A comparison of combinatorial partitioning and linear regression for the detection of epistatic effects of the ACE I/D and PAI-1 4G/5G polymorphisms on plasma PAI-1 levels

The detection and characterization of epistasis or non-additive gene-gene interactions remains a statistical challenge in genetic epidemiology. The recently developed combinatorial partitioning method (CPM) may overcome some of the limitations of linear regression for the exploratory analysis of non-additive epistatic effects. The goal of this study was to compare CPM with linear regression analysis for the exploratory analysis of non-additive interactive effects of the angiotensin converting enzyme (ACE) insertion/deletion (I/D) and plasminogen activator inhibitor 1 (PAI-1) 4G/5G polymorphisms on plasma PAI-1 levels in a sample of 50 unrelated African Americans and 117 unrelated Caucasians. Using linear regression, we documented the additive effects of the ACE and PAI-1 genes on plasma PAI-1 levels in African American females (R(2) = 0.10), African American males (R(2) = 0.16), Caucasian females (R(2) = 0.11), and Caucasian males (R2 = 0.09).
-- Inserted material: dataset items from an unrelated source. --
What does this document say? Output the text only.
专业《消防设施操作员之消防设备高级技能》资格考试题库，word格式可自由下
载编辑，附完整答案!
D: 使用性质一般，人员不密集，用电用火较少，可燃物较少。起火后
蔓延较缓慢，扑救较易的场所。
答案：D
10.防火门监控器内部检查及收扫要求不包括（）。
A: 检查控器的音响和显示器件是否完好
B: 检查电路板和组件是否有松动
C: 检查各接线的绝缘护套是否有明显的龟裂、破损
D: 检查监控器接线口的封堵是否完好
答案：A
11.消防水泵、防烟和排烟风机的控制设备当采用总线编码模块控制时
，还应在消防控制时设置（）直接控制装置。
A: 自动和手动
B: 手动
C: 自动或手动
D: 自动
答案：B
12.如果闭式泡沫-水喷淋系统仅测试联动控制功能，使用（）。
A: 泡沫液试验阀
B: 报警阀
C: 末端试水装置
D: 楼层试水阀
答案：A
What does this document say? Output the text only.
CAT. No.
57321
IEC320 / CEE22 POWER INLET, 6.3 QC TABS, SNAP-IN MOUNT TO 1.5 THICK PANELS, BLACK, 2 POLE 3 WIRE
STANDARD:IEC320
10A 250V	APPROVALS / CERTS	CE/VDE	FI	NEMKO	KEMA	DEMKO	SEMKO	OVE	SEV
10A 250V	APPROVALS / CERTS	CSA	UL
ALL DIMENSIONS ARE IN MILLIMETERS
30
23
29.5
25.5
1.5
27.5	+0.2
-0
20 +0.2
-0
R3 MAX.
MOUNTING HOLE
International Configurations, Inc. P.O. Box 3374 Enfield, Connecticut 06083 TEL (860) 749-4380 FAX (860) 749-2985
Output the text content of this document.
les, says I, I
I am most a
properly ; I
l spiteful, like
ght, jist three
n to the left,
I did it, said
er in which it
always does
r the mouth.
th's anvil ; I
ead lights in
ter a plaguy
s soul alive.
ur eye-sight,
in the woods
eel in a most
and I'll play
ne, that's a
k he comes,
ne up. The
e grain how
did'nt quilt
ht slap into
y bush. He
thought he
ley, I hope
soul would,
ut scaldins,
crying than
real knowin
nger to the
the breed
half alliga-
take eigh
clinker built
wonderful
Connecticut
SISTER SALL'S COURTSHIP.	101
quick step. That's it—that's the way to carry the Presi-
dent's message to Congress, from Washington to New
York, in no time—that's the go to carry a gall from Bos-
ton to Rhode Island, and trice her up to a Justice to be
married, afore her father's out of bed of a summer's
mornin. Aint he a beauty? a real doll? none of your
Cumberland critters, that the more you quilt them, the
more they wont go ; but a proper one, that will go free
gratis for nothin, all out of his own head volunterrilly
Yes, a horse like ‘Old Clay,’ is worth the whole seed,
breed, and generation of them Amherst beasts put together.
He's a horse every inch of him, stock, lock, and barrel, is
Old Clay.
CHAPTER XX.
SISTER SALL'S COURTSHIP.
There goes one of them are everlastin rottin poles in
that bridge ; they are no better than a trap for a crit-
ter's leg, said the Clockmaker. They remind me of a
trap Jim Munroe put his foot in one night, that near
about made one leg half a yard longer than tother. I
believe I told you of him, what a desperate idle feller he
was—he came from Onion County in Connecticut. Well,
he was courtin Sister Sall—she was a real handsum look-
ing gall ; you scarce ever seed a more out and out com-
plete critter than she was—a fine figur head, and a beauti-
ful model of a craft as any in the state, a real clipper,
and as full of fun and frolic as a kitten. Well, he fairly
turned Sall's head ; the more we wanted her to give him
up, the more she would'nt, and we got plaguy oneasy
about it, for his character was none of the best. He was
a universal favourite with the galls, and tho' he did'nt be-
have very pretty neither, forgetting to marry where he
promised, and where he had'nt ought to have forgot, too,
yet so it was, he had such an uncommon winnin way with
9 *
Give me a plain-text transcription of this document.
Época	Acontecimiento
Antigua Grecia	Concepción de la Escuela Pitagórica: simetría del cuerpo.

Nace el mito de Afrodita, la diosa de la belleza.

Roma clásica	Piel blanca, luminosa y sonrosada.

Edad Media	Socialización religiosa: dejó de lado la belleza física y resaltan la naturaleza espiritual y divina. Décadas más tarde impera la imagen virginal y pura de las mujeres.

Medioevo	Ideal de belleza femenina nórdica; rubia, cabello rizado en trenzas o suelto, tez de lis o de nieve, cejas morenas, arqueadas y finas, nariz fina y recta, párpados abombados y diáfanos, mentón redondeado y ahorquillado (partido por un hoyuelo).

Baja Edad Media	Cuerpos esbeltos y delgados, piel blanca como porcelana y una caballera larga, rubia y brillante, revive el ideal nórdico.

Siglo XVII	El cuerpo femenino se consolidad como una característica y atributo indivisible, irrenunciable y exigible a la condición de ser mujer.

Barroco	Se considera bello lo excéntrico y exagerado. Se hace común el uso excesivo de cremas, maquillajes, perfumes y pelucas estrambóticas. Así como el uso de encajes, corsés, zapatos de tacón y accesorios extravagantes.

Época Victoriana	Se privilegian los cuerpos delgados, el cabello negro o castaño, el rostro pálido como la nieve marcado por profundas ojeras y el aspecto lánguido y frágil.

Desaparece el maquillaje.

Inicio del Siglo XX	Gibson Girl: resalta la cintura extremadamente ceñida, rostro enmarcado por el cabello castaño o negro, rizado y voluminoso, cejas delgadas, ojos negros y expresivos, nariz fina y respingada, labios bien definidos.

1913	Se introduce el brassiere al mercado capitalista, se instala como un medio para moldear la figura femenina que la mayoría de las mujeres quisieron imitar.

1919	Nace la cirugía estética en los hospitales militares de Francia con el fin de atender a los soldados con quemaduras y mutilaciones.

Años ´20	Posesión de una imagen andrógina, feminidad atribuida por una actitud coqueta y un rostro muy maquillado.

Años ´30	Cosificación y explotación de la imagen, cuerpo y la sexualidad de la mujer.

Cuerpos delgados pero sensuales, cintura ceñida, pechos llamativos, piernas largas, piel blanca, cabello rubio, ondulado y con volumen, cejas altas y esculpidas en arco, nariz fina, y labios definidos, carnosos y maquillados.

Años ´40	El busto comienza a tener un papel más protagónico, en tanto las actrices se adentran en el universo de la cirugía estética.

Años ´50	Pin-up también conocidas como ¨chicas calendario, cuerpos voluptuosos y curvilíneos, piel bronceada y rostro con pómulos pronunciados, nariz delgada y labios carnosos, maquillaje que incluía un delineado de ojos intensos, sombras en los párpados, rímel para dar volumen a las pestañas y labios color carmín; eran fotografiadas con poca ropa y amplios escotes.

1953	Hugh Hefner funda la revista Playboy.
Using CPM, we found evidence for non-additive effects of the ACE and PAI-1 genes in both African American females (R(2) = 0.22) and African American males (R(2) = 0.24) but not in Caucasian females (R(2) = 0.10) or Caucasian males (R(2) = 0.11). The results of this exploratory data analysis support previous experimental, clinical, and epidemiological studies that have proposed as a working hypothesis that the ACE gene mediates interaction effects of the fibrinolytic and renin-angiotensin systems on plasma levels of PAI-1.